If American car companies freed up cash by lowering labor costs they could use this money it improve the quality of their products to meet consumer demand. The longer American car companies and their employees refuse to adapt and innovate the closer they come to bankruptcy.

This goes for every failing industry here in the US. Americans need to stop delaying the inevitable and start working for progress. I applaud 56 year old caller Mark for his courage to pursue a medical degree so late in life, lets not let the American dream die because we were too scared to take a risk trying something new.

Sent by Tobias Gros | 1:57 AM | 2-27-2008

If people believe that will not be able to find work at their current wage then that are getting paid too much for the job they are doing.

Companies must be a profit generating unit, if not everyone loses.

Sent by reclk | 4:35 AM | 2-27-2008

Stephen Viscusi rudeness overshadowed the few valid points of argument that he had. It sounds as though he assumes Ford Motor Co employees are all idiot enough not to look for another job or check their finances before accepting a buy out.

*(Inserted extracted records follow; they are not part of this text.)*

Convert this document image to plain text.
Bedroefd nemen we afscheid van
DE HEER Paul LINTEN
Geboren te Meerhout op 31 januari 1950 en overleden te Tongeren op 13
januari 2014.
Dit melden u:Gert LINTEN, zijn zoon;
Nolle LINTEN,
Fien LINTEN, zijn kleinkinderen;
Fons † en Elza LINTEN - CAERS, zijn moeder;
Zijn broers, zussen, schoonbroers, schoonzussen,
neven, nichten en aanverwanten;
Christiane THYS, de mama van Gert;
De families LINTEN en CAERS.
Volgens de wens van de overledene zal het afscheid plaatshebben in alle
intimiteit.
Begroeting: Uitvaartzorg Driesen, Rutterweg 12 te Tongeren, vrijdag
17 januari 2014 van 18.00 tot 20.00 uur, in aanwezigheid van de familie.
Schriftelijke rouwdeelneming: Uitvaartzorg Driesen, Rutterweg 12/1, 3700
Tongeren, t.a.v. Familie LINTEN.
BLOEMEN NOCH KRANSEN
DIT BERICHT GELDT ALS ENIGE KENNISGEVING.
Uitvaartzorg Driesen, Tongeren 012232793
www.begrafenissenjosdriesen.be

I work for Ford, and know quite a few people who accepted the buyout (~30% of our organization was reduced last year through the buyout offers or involuntary separation). Most of the people who accepted buyouts were ready or close to ready for retirement, but also quite a few had jobs lined up prior to leaving the company (and some of them were also planning on collecting retirement pension). Since the first waves of buyouts, I've known a number of people who have continued to leave the company for jobs with better pay or opportunities, in or outside the auto industry. Some already had successful side-businesses or sizeable savings.

It's true that most of my acquaintances are skilled trades, technicians, engineers or other professionals, but I think that some of the union guys are also smarter and mot=re skilled than Stephen Viscusi assumes.

So aside from being rude and condescending, Mr. Viscusi painted a narrow, incomplete and simplistic picture. He may have been provoking, but not thought-provoking. NPR you can do better than Stephen Viscusi.

Sent by Marie | 12:41 PM | 2-27-2008

Regarding the February 26th show:

Mr. Viscusi's comments were dead on. I applaud his frank, honest assessments. It was regrettable he was not given more air time to expound his insights.

Unless one is financially able and is on the threshold of retirement, does a buyout make sense? Probably not.

Why doesn't Talk of the Nation explore working without union protection, especially in those "right to work" states?

Remember "right to work" also means the employer has the "right to terminate" the worker's employment; for any reason or absolutely no reason at all. No buyouts, no severance, no anything.